Lee Kun-hee è morto dopo una lunga malattia. Se mesi dopo la vedova Hong Ra-hee e i tre figli, tra i quali spicca il vicepresidente e vero capo di Samsung di oggi Lee Jae-yong (che si trova in prigione condannato per corruzione) - si trovano a dover affrontare il pagamento di una successione potenzialmente destabilizzante.

La scadenza per il pagamento della tassa è fissata per venerdì. C'è grande attesa per capire come sarà distribuito il capitale lasciato dal patriarca.

Questo è composto da azioni di Samsung - sulle quaali sappiamo già che la tassa da pagare sarà di 11mila miliardi di won (quasi 10 miliardi di dollari) - ma anche da proprietà immobiliari, tra le quali due grandi case nel centro di Seoul, e metà del parco di diversimenti Everland da 14.878 metri quadri, a sud della città. Una lista che fa già abbondamentemente superare i 10 miliardi Usd di successione.

Ci sono poi oltre 13mila opere d'arte, le quali a loro volta saranno sottoposte a tassa di successione. Tra queste ci sono delle "Ninfee" di Claude Monet e il "Ritratto di Dora Maar" di Pablo Picasso. E si tratta solo del patrimonio artistico direttamente afferente alla famiglia, perché poi esistono anche una serie di musei che sono però gestiti dalla Fondazione Samsung per la cultura e che non rientrano nell'eredità.

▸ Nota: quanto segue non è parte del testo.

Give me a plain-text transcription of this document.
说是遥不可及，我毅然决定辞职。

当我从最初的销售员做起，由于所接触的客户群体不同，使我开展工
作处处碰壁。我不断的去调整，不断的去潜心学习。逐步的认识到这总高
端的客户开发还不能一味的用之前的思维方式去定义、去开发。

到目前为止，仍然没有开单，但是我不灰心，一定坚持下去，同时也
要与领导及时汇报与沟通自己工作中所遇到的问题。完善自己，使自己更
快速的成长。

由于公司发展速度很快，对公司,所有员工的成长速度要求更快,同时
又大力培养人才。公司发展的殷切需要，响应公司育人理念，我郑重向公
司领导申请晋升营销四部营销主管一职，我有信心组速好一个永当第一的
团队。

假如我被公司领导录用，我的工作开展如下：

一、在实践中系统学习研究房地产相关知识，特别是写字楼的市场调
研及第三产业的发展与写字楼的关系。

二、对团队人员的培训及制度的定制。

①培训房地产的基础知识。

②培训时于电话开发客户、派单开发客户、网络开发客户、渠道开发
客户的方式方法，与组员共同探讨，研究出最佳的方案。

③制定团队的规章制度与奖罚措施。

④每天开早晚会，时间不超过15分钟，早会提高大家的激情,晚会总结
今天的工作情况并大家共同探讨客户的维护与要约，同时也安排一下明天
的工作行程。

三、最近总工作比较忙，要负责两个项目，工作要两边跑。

Media locali hanno ipotizzato che la famiglia possa donare alcune delle opere d'arte al Museo nazionale di arte moderna e contemporanea e al Museo nazionale di Corea, per evitare di pagarci le tasse.

Per quanto riguarda la suddivisione, un terzo dovrebbe andare alla vedova, mentre i tre figli dovrebbero ottenere due noni ciascuno. Ma analisti ritengono che all'interno della famiglia possa esserci un accordo per dare la fetta maggiore a Lee Jae-yong, che è il capo di fatto di Samsung Electronics. La famiglia dovrebbe fornire questi dettagli prima del pagamento delle tasse, venerdì.

Lee Kun-hee controllava Samsung attraverso un complesso intreccio di azionariato circolare. Direttamente possedeva il 4,18 per cento di Sansumg Electronics, il 20,76 per cento di Samsung Life Insurance e il 2,88 per cento di Samsung C&T. Pure all'interno del mondo peculiare dei chaebol (conglomerati) sudcoreani, l'ambiente Samsung è un fatto a sé, tanto che spesso viene chiamata "Repubblica di Samsung".

Il gruppo è formato da 59 compagnie che vanno dall'elettronica alle costruzioni, dalla cantieristica navale alla biofarmaceutica, fino ai servizi. In tutto le sue entrate sono ritenute pari al 20 per cento del Pil sudcoreano.